It’s not easy being different in a musical community as rich and diverse as Charlotte. No, Charlotte’s not considered a music city, but it - like North Carolina - is actually teaming with musical talent. Even with such a busy music scene, Charlotte rock quartet the Hawthornes manages to come across as original.
On its debut album, "More Than Eyes Can See," the Hawthornes draws from a deep well of influences while creating a cohesive sound all its own. Guitarist Mike Prescott's busy, lyrical playing gives the group a foundation in classic rock, but the rhythm section of bassist Christopher Freeman and drummer drummer Rob Bowser add a funk and jazz backbeat that's as much a part of the sound as Prescott's fluid finger work. Vocalist Walter Charles adds another layer with a versatile voice that channels elements of Seal (most notably), Peter Gabriel, a hint of a more restrained Michael McDonald, and even Sade. Like the world music R&B singer, the Hawthornes are nothing if not smooth.
The Hawthornes cover a lot of stylistic ground in eight tracks. The album kicks off with funk-rock riffs worthy of Lenny Kravitz. “Imagination” combines Charles’ Seal-like croon with a sort of late `70s/early `80s ELO/Alan Parsons Project vibe. There’s a touch of yacht rock in the harmonies and the flowery guitar solo as the song sails into a meaty finale that might make Prince proud. While indie hipsters may wave the yacht rock flag with a wink, there’s no irony here.
During “Runaway” most of the band drops out for a rhythmic breakdown that builds tension before easing back into the smooth, gorgeous melodies of Prescott's guitar and Charles’ vocals. It’s a bit like prog Peter Gabriel. The woven layers of jazz, prog-rock, classic rock, R&B and funk - all genres that were finding footing in popular music and, better yet, through fusion projects in the `70s - come through as genuine. You get a sense that these musicians have been absorbing disparate music and honing their chops for years. How else could they segue from the soulful beauty of “Man Down” to a dark, wah-heavy, psychedelic rocker like “Drums of War.” The latter track in particular links Hendrix and Rush and a touch of Thin Lizzy.

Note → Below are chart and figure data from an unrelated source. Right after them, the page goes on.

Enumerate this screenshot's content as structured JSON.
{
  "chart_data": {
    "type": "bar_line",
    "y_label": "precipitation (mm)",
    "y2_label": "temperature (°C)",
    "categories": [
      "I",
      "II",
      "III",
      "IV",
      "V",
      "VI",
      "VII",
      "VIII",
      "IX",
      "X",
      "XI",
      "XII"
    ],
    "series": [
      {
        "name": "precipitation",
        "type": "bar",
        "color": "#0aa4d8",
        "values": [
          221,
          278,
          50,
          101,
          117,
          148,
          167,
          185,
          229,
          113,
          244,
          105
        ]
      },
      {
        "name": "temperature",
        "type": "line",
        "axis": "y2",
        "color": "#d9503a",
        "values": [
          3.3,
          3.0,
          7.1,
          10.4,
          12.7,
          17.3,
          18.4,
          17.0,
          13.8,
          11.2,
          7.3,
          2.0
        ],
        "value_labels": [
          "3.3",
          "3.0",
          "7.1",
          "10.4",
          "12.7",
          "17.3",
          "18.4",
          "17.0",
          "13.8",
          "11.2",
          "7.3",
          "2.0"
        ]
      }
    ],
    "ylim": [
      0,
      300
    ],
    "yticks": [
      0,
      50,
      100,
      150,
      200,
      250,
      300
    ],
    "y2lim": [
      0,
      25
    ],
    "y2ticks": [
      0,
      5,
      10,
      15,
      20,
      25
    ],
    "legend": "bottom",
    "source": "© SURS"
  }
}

I can’t think of anyone else who could draw even thin comparisons to Thin Lizzy and Sade on the same album and do it well. The stylistic span really illustrates the group’s range. “More Than Eyes Can See” doesn’t sound like a mishmash either. Even with the versatility and diversity it all sounds like its coming from the same band, which is really one of the biggest challenges for a group - finding its own sound. The Hawthornes have done so here.